Our pick of this week’s art events: 19 – 25 June

RA Recommends

Published 19 June 2015

From the fairytale paintings of Richard Dadd to the ‘unfinished’ works at the Courtauld Gallery, we take you through our top shows this week.

  • Henry Moore: From Paper to Bronze

    Waddesdon Manor, Aylesbury, until 25 October 2015
    Moore’s works on paper stand as significant artworks in themselves as well as a test-bed for ideas to be executed in three dimensions. The sculptor’s restlessly experimental drawing practice is now explored in a satisfying show at Waddesdon Manor, which presents over a 100 varied works from periods across Moore’s life and career.

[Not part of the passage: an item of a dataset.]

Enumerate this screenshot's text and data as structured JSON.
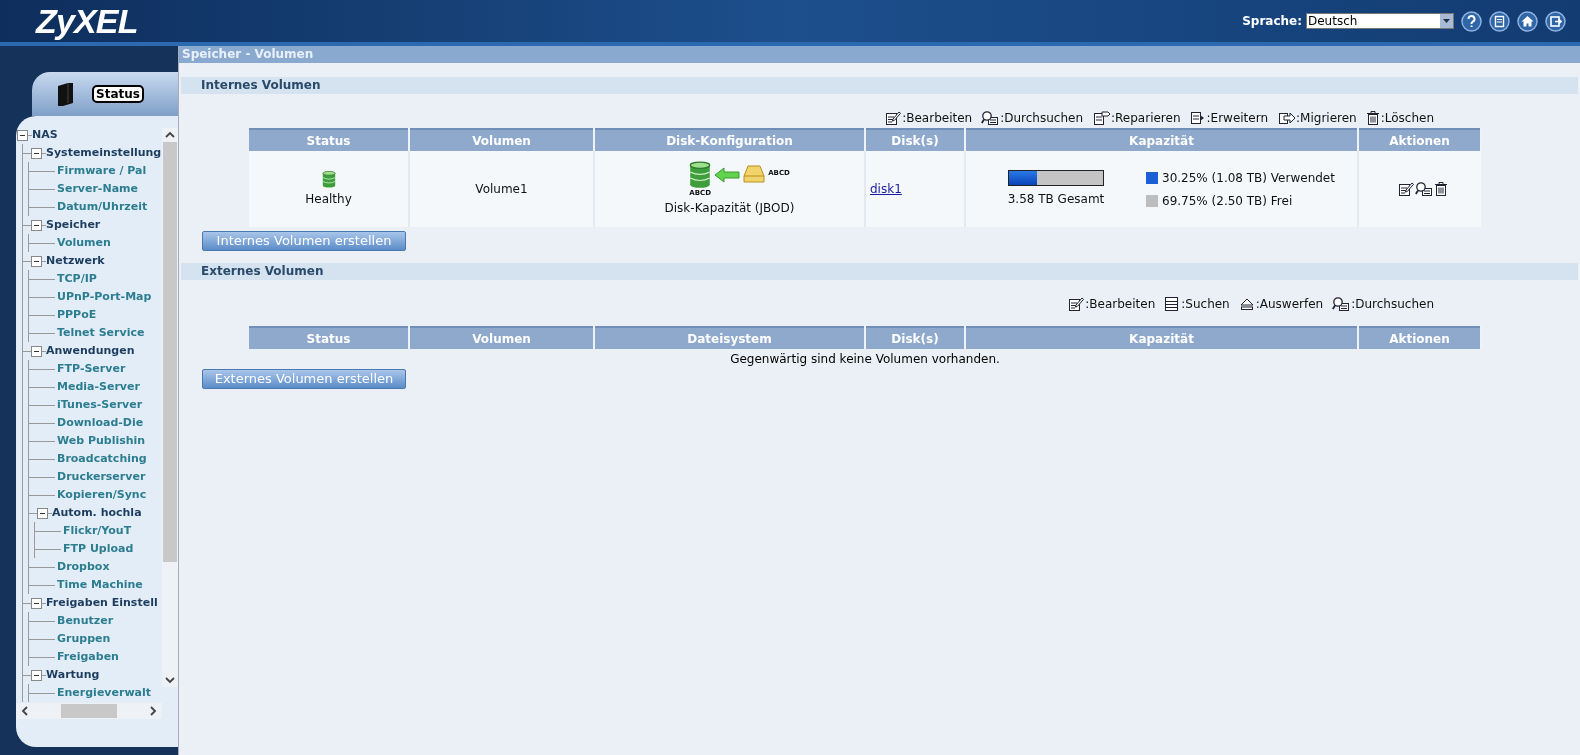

    His early works took inspiration from artists old and new: an homage to El Greco (1921) sees the Spanish painter’s Mannerist figures translated into Moore’s more abstract forms, while a collage of a reclining woman (1929) nods to the fractured perspective of French Cubism (below). But one sees the draughtsman coming into his own with affecting images of crowds sheltering underground during the Second World War, and Moore’s late landscapes, often overlooked, are a highlight of the exhibition, as his ability with watercolour and charcoal reaches new heights.

  • Henry Moore, Drawings for Sculpture

    Henry Moore, Drawings for Sculpture, 1937.

    Photo: Michel Muller, The Henry Moore Foundation archive. Reproduced by permission of The Henry Moore Foundation.

  • Unfinished… Works from the Courtauld Gallery

    The Courtauld Gallery, London, until 20 September 2015
    Rarely are unfinished artworks intended for public display, but this summer the Courtauld unveils their unique collection of paintings left as works in progress. Curator Dr Karen Serres suggests why each work may have remained unfinished, whether due to dissatisfaction, technical difficulties or death, while also examining each artist’s creative process and asking why the incomplete works would have been bought for a collection at all. Paintings, prints, drawings and sculpture from the Renaissance to the early 20th century will be on show, from Perino del Vaga’s Renaissance painting Holy Family with Saint John the Baptist (c. 1528-37; below) to Impressionist works like Degas’ Lady with a Parasol (1870-72).

  • Perino del Vaga, Holy Family with Saint John the Baptist

    Perino del Vaga, Holy Family with Saint John the Baptist, c. 1528-37.

    Oil on panel. 139.8 x 111.2 cm. Courtesy of The Courtauld Gallery.

  • Richard Dadd: The Art of Bedlam

    Watts Gallery, Compton, Surrey, until 1 November 2015
    Victorian artist Richard Dadd was twenty-seven when he was locked away in Bethlem, after murdering his father. He showed much promise as a young painter and even attended the Royal Academy Schools, but the main body of his work was made in the insane asylum where he was detained for most of his life. This summer the Watts Gallery reappraises Dadd’s figurative paintings, whose mythical subjects and extreme level of detail convey a complex soul.

  • Richard Dadd, Contradiction. Oberon and Titania

    Richard Dadd, Contradiction. Oberon and Titania, 1854-8.

    Private Collection.

  • Laura Ford

    Strawberry Hill House, London, 20 June – 1 November 2015
    Sometimes spooky, and always of a distinctly fairytale origin, Laura Ford’s figurative sculptures have taken up residence in the suitably Gothic folly of Strawberry Hill House this summer. The decadent interiors of Walpole’s self-designed house are quietly inhabited by Ford’s eerie series of works, inspired by The Castle of Otranto (1764), Walpole’s novel considered to be the first work of Gothic fiction. From tailed figures elegantly pacing across the lawn outside to puppet-like people sitting placidly inside, these sculptures let the viewer’s imagination run wild.

  • Laura Ford, Days of Judgement (Cats I-VII)

    Laura Ford, Days of Judgement (Cats I-VII).

    © Laura Ford / Gautier Deblonde.

  • Carsten Nicolai: Unicolor

    The Vinyl Factory, Brewer Street Car Park, London, 24 June – 2 August 2015
    In a dark room at the top of Brewer Street Car Park in Soho, a panoramic screen is filled with flashing and fluctuating colours while a soundscape echoes the changing effects. Informed by Goethe’s Theory of Colours (1810), as well as Josef Albers’ tireless exploration of tone and the light works of American Minimalist Dan Flavin, Carsten Nicolai’s sensational installation examines our perception of chroma – one really does question what colours one is really seeing.

  • Carsten Nicolai, Unicolor

    Carsten Nicolai, Unicolor, 2014.

    Photography Julija Stankeviciene, courtesy Galerie EIGEN+ART, Leipzig, Berlin and The Pace Gallery © VG Bildkunst, Bonn.